Et pourtant, certaines formes d’agriculture peuvent avoir un effet positif. En témoigne une des leçons retenues après le plus gros incendie de l’été en France, dans le département de l’Aude – 16 000 hectares de bois et de végétation partis en fumée. Parfois, la vigne, celle qu'on n'avait pas arrachée, a permis d’arrêter le feu. « On voit bien cette ligne de démarcation, là, c'est un nuage de cendre, et là la vigne est échaudée, certes, mais elle a fait son effet. C’est l’effet coupe-feu, on le voit là naturellement », racontait un viticulteur sur la chaîne M6 quelques jours après le passage des flammes.
Au quotidien, l’agriculture rend des services écologiques. C’est le cas notamment des haies. On les avait beaucoup arrachées, dans le passé, un démembrement pour favoriser l’agriculture intensive et ses champs à perte de vue.

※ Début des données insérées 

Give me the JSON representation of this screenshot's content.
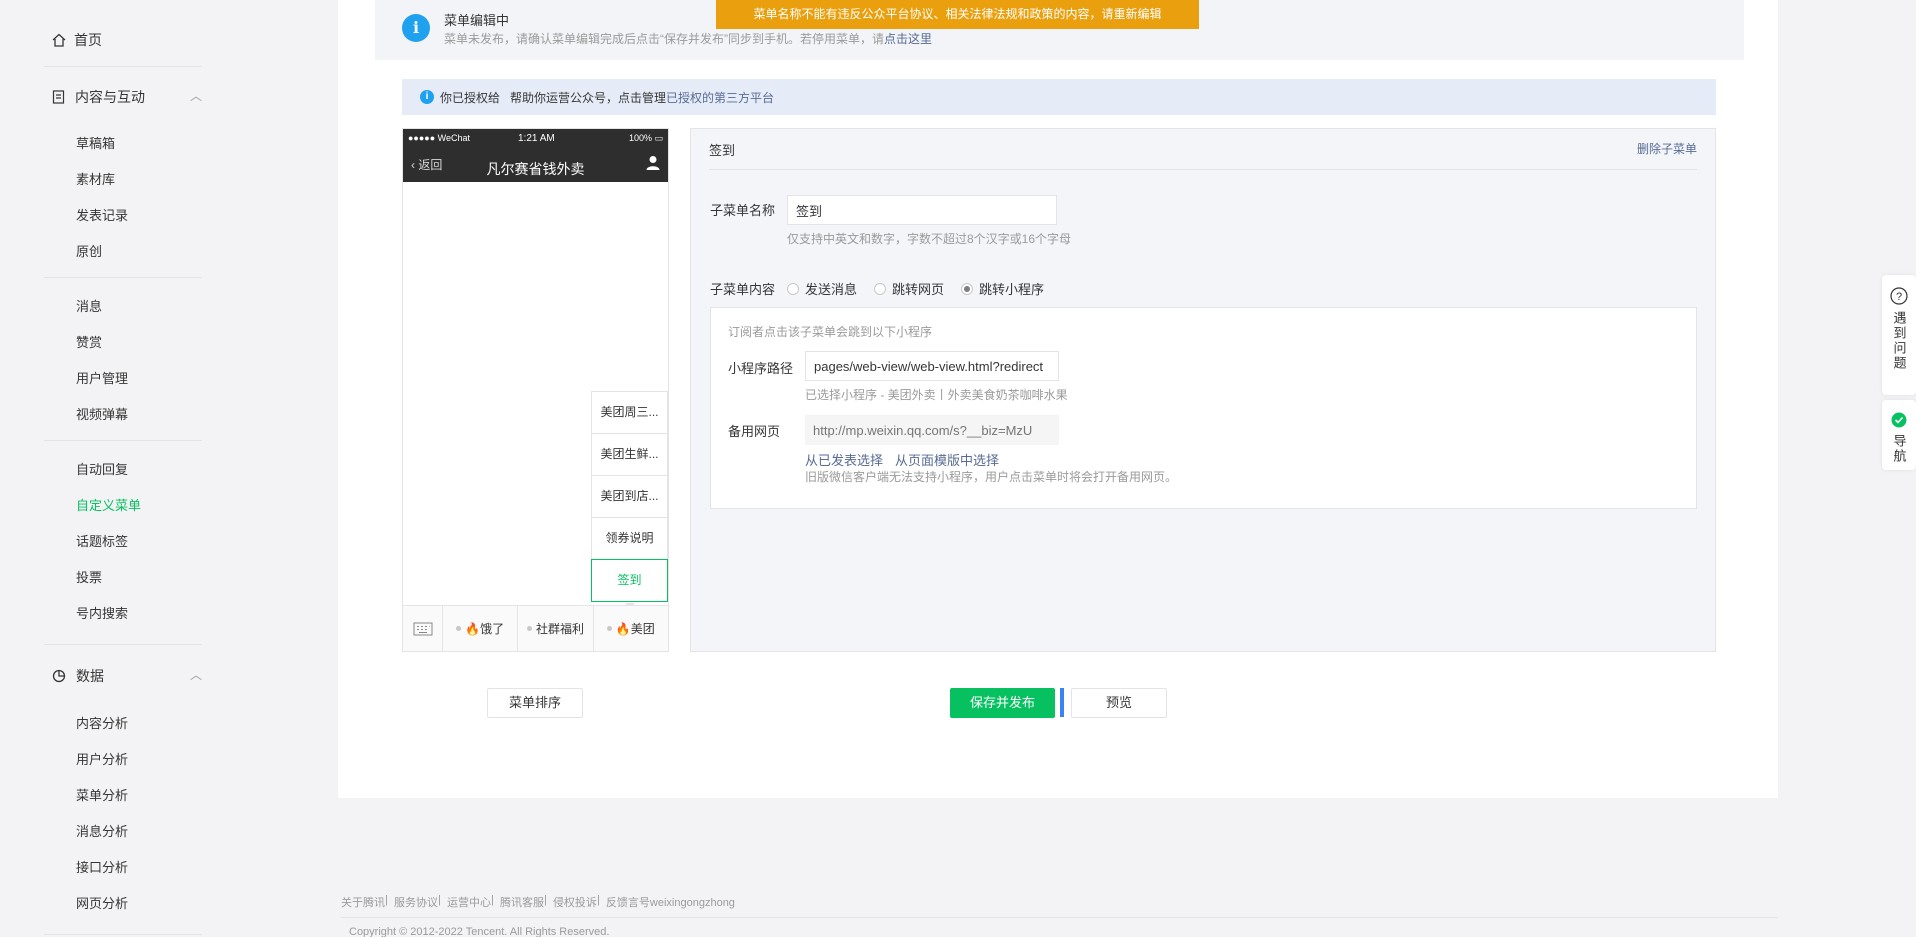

Mais depuis quelques années, on revient aux haies et à leurs bienfaits : « En matière de protection de l’eau, de ruissellement, la haie va lutter contre l’érosion des sols. Elle va permettre de capter du carbone en grande quantité, car elle est composée d’éléments ligneux. La haie abrite aussi un certain nombre d’auxiliaires, des insectes, des oiseaux, qui vont aller manger les parasites que nous avons dans nos cultures », détaille Philippe Henry, agriculteur bio dans l'est de la France et vice-président de l'Agence Bio, un organisme gouvernemental. La haie, c'est gagnant-gagnant
L'agriculture émet du CO2, et elle peut donc aussi en capter. C’est le cas des prairies, où on peut élever des vaches et récolter le fourrage pour les nourrir. Certes, les rots des bovins émettent beaucoup de méthane, l'un des gaz à effet de serre. Mais les prairies sont aussi des puits de carbone. Et elles ont d'autres qualités. Elles abritent d’abord une riche biodiversité. « Vous pouvez avoir 30 ou 40 espèces végétales auxquelles sont associées des espèces animales, décrit Phillipe Henry. C’est tout un écosystème qui permet par exemple de produire de l’eau de très bonne qualité parce que sous les prairies, vous avez de l’eau qui n’est pas contaminée par des polluants. »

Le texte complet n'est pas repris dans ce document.